Snacks / Wednesday, January 01, 2020
"_Anyone got an extra car cord I can borrow?_"
"_Anyone got an extra car cord I can borrow?_"

Turn me on with your electric wheel... Mother Earth isn't a fan of burning gas — So is 2020 the year we switch to something else? The verdict is: a (strong) maybe. Carmakers spent the final week of 2019 humblebragging their future-focused electrification accomplishments.

  • Ford announced it's sold out of pre-orders for the first electric car it's actually serious about: Mustang Mach-E (this ain't no "compliance car").
  • Tesla just delivered its first 15 models produced in China, capping an insane under 1 year start-to-finish construction of its car-pumping Shanghai Gigafactory.
  • VW can't contain its e-citement, so it's accelerated its goal to produce 1M fully electric cars by 2023 instead of 2025.

Honda isn't convinced... The Boston Red Sox to Toyota's Yankees, Honda's experience with electric goes back to '99 (remember that salamander-looking Insight?). So its CEO is qualified to say he's "not sure" the world wants full-electric cars yet. Instead, Honda's focused on improving fuel efficiency with ybrid tech and won't go full electric "anytime soon."

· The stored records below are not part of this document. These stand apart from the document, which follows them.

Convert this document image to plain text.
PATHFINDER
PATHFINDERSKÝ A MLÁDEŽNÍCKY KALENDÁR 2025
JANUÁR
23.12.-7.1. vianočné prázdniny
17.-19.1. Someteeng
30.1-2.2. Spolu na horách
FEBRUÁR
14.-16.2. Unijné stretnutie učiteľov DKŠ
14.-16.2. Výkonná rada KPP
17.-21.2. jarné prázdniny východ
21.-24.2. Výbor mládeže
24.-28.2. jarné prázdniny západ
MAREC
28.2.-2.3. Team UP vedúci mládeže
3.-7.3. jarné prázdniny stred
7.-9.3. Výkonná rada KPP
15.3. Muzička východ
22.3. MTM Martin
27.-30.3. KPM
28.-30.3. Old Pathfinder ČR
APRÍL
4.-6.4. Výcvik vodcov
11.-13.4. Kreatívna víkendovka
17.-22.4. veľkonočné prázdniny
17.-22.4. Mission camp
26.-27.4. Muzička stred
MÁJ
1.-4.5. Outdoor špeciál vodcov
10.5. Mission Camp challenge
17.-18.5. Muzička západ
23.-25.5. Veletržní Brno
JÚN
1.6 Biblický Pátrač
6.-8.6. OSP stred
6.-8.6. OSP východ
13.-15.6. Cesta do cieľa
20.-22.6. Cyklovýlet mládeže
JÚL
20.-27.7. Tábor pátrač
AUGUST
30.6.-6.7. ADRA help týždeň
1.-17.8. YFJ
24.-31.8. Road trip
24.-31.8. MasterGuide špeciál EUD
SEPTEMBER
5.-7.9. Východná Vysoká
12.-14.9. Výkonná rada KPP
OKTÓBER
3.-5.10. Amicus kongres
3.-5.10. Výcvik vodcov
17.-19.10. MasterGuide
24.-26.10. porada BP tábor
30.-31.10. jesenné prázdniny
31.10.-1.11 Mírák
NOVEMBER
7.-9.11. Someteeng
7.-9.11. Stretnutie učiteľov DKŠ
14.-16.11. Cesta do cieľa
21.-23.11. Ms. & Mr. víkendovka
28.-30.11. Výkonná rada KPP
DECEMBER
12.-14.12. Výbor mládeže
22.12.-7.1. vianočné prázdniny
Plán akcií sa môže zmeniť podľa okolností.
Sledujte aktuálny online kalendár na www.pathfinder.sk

Electric's 2 biggest issues = Price + Battery... If you haven't bought an electric car, it's probably because they're too expensive or you're nervous about running out of juice mid-ride (aka "range anxiety"). Carmakers know that — here are some ways they're trying to fix it:

  • Price problem: Analysts think e-cars won't be price-competitive until 2024-ish when battery prices fall more. Meantime, Tesla's China plant can produce cheaper, and tariff-free, for Chinese buyers.
  • Battery problem: Ford's Mach-E boasts a 300-mile option that 80% of pre-orders include. And VW is building a nationwide charging network so you can plug in mid-bathroom pitstop.